Professor Sarah Churchwell is the Being Human Festival Director and the Chair in the Public Understanding of the Humanities in the School of Advanced Study at the University of London.
Q&A by Sara Wills
Thanks for taking time out of your busy role to talk to ARTiculation, Sarah. Can you tell us about the Being Human Festival - what is it?
The Being Human festival is the first and only national festival of the humanities in the UK. Founded in 2014, the festival aims to demonstrate the breadth, diversity and vitality of the humanities, and that research in the humanities is vital for the cultural, intellectual, political and social life. It’s a successful large-scale, national public engagement festival taking academic research out into all corners of the community providing refreshing new perspectives on research. It’s supported by the School of Advanced Study at the University of London in partnership with the Arts and Humanities Research Council and the British Academy - three organisations that are dedicated to the promotion of research in the arts, humanities and social sciences.
Sounds great, so what kind of humanities research is featured?
We use a broad definition of the humanities, which encompasses the subject areas traditionally associated with the study of the human world - Art History, Archaeology, Classics, Cultural Studies, History, Film, Languages, Literature, Musicology, Philosophy, Theatre Studies, Theology, etc. Art practice would not typically fall under this definition but projects from practitioners have been included in the festival before if they have a strong humanities research component and offer a good fit with the festival’s objectives. Similarly, interdisciplinary projects with artists, social scientists and scientists are very welcome providing they have a strong humanities base. Our definition of a ‘humanities researcher’ is also broad, and encompasses curators, librarians and archivists as well as university based academic staff and practitioners.
Why did you think the festival is needed and what does Being Human aim to do?
We need to get the public more cognisant of the important role played by the humanities in our lives. The festival engages the public in critical and creative thinking about "being human" and the role of the humanities at a time when it is more important than ever to cultivate the skills, aptitudes and moral imagination that enable us to live with complexity and difference. Initiating a unique and much-needed public forum for debate and activity, the festival demonstrates that the humanities should not sit in splendid isolation from other forms of knowledge but should inform the public and the shape of our society. It can and should, for example, inform public policy, an arena in which we need to ask moral questions about how best to meet people's needs. And it can and should have a huge social and economic impact, helping to determine how workplaces are best organised, how companies can prosper and also support cities to thrive.
What is particular about the public engagement of Being Human?
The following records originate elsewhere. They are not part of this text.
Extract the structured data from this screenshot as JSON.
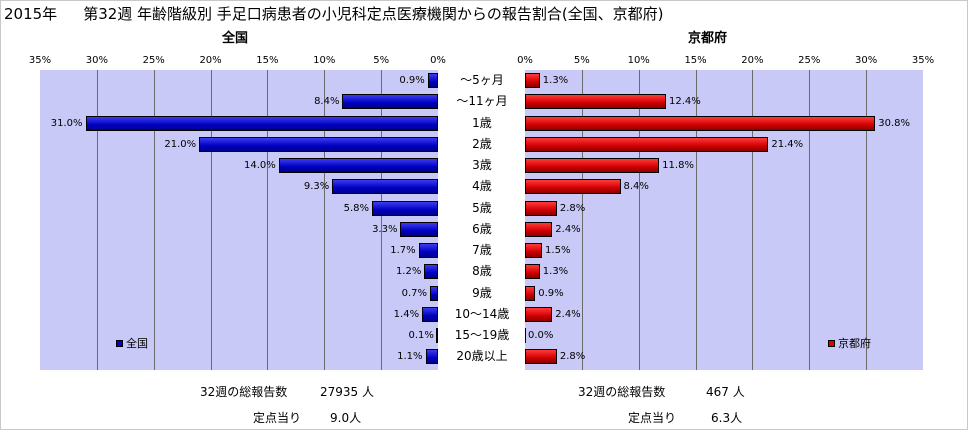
{
  "title": {
    "year": "2015年",
    "main": "第32週 年齢階級別 手足口病患者の小児科定点医療機関からの報告割合(全国、京都府)"
  },
  "colors": {
    "national": "#0000c8",
    "kyoto": "#dd0000",
    "plot_bg": "#c9c9f7"
  },
  "chart_data": [
    {
      "type": "bar",
      "orientation": "horizontal",
      "title": "全国",
      "legend": "全国",
      "legend_position": "bottom-left",
      "xlim": [
        0,
        35
      ],
      "x_reversed": true,
      "ticks": [
        "0%",
        "5%",
        "10%",
        "15%",
        "20%",
        "25%",
        "30%",
        "35%"
      ],
      "categories": [
        "～5ヶ月",
        "～11ヶ月",
        "1歳",
        "2歳",
        "3歳",
        "4歳",
        "5歳",
        "6歳",
        "7歳",
        "8歳",
        "9歳",
        "10～14歳",
        "15～19歳",
        "20歳以上"
      ],
      "values": [
        0.9,
        8.4,
        31.0,
        21.0,
        14.0,
        9.3,
        5.8,
        3.3,
        1.7,
        1.2,
        0.7,
        1.4,
        0.1,
        1.1
      ],
      "labels": [
        "0.9%",
        "8.4%",
        "31.0%",
        "21.0%",
        "14.0%",
        "9.3%",
        "5.8%",
        "3.3%",
        "1.7%",
        "1.2%",
        "0.7%",
        "1.4%",
        "0.1%",
        "1.1%"
      ],
      "grid": true
    },
    {
      "type": "bar",
      "orientation": "horizontal",
      "title": "京都府",
      "legend": "京都府",
      "legend_position": "bottom-right",
      "xlim": [
        0,
        35
      ],
      "x_reversed": false,
      "ticks": [
        "0%",
        "5%",
        "10%",
        "15%",
        "20%",
        "25%",
        "30%",
        "35%"
      ],
      "categories": [
        "～5ヶ月",
        "～11ヶ月",
        "1歳",
        "2歳",
        "3歳",
        "4歳",
        "5歳",
        "6歳",
        "7歳",
        "8歳",
        "9歳",
        "10～14歳",
        "15～19歳",
        "20歳以上"
      ],
      "values": [
        1.3,
        12.4,
        30.8,
        21.4,
        11.8,
        8.4,
        2.8,
        2.4,
        1.5,
        1.3,
        0.9,
        2.4,
        0.0,
        2.8
      ],
      "labels": [
        "1.3%",
        "12.4%",
        "30.8%",
        "21.4%",
        "11.8%",
        "8.4%",
        "2.8%",
        "2.4%",
        "1.5%",
        "1.3%",
        "0.9%",
        "2.4%",
        "0.0%",
        "2.8%"
      ],
      "grid": true
    }
  ],
  "footer": {
    "national": {
      "total_label": "32週の総報告数",
      "total_value": "27935 人",
      "per_label": "定点当り",
      "per_value": "9.0人"
    },
    "kyoto": {
      "total_label": "32週の総報告数",
      "total_value": "467 人",
      "per_label": "定点当り",
      "per_value": "6.3人"
    }
  }
}
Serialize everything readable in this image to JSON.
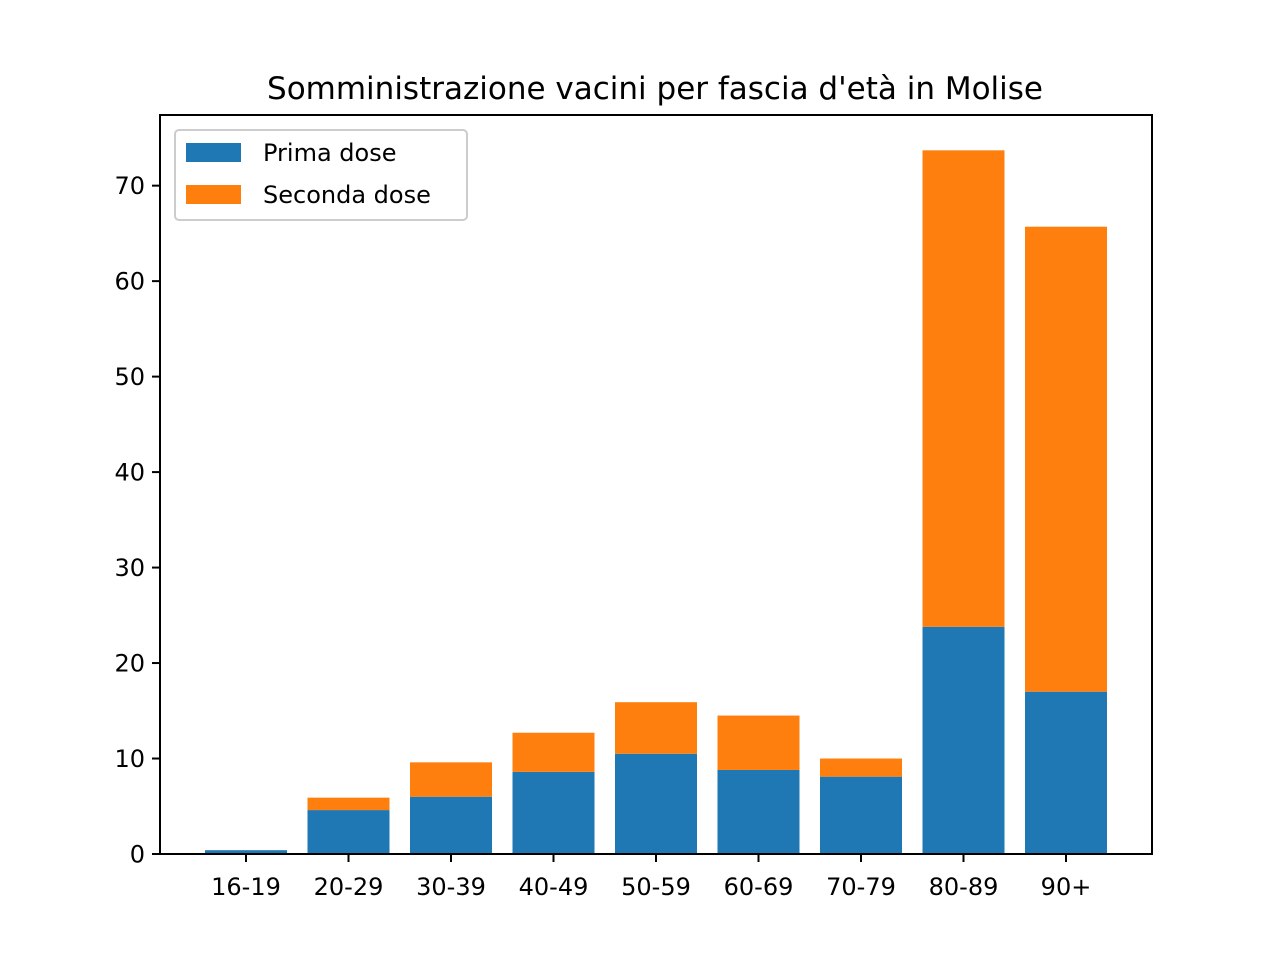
{
  "chart_data": {
    "type": "bar",
    "stacked": true,
    "title": "Somministrazione vacini per fascia d'età in Molise",
    "xlabel": "",
    "ylabel": "",
    "ylim": [
      0,
      77.4
    ],
    "yticks": [
      0,
      10,
      20,
      30,
      40,
      50,
      60,
      70
    ],
    "categories": [
      "16-19",
      "20-29",
      "30-39",
      "40-49",
      "50-59",
      "60-69",
      "70-79",
      "80-89",
      "90+"
    ],
    "series": [
      {
        "name": "Prima dose",
        "color": "#1f77b4",
        "values": [
          0.4,
          4.6,
          6.0,
          8.6,
          10.5,
          8.8,
          8.1,
          23.8,
          17.0
        ]
      },
      {
        "name": "Seconda dose",
        "color": "#ff7f0e",
        "values": [
          0.0,
          1.3,
          3.6,
          4.1,
          5.4,
          5.7,
          1.9,
          49.9,
          48.7
        ]
      }
    ],
    "grid": false,
    "legend_position": "upper-left"
  }
}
All of the events in our programme offer some form of public engagement with humanities research. Simply put, this means that they take specialist knowledge in the humanities and share it in ways that have been specifically designed to be appealing and engaging for a non-specialist audience. Activities are shaped to an audience’s needs, interests and enthusiasms. At their best, such activities are mutually beneficial both for researchers and for the public - establishing a 'two-way street' model of engagement.
Where will Being Human go next?
Well... to Australia! Building on the success of previous years, the 2018 festival aims to deliver not only a high profile, networked, and cohesive series of events across the UK, but also to launch internationally for the first time. We’re delighted to be forming a partnership with the University of Melbourne and hope to also work with other universities and institutions in their efforts to galvanise greater understanding of the humanities and provide a locus around which to coordinate events celebrating the vitality, interdisciplinarity and social relevance of humanities research.
The theme of the 2018 Being Human Festival is Origins and Endings and the Faculty of Arts at the University of Melbourne is really excited about becoming the first Australian international hub of the Festival. Work is underway on a group of events that will coincide with the UK Festival between 15 and 24 November which will be promoted later in the year.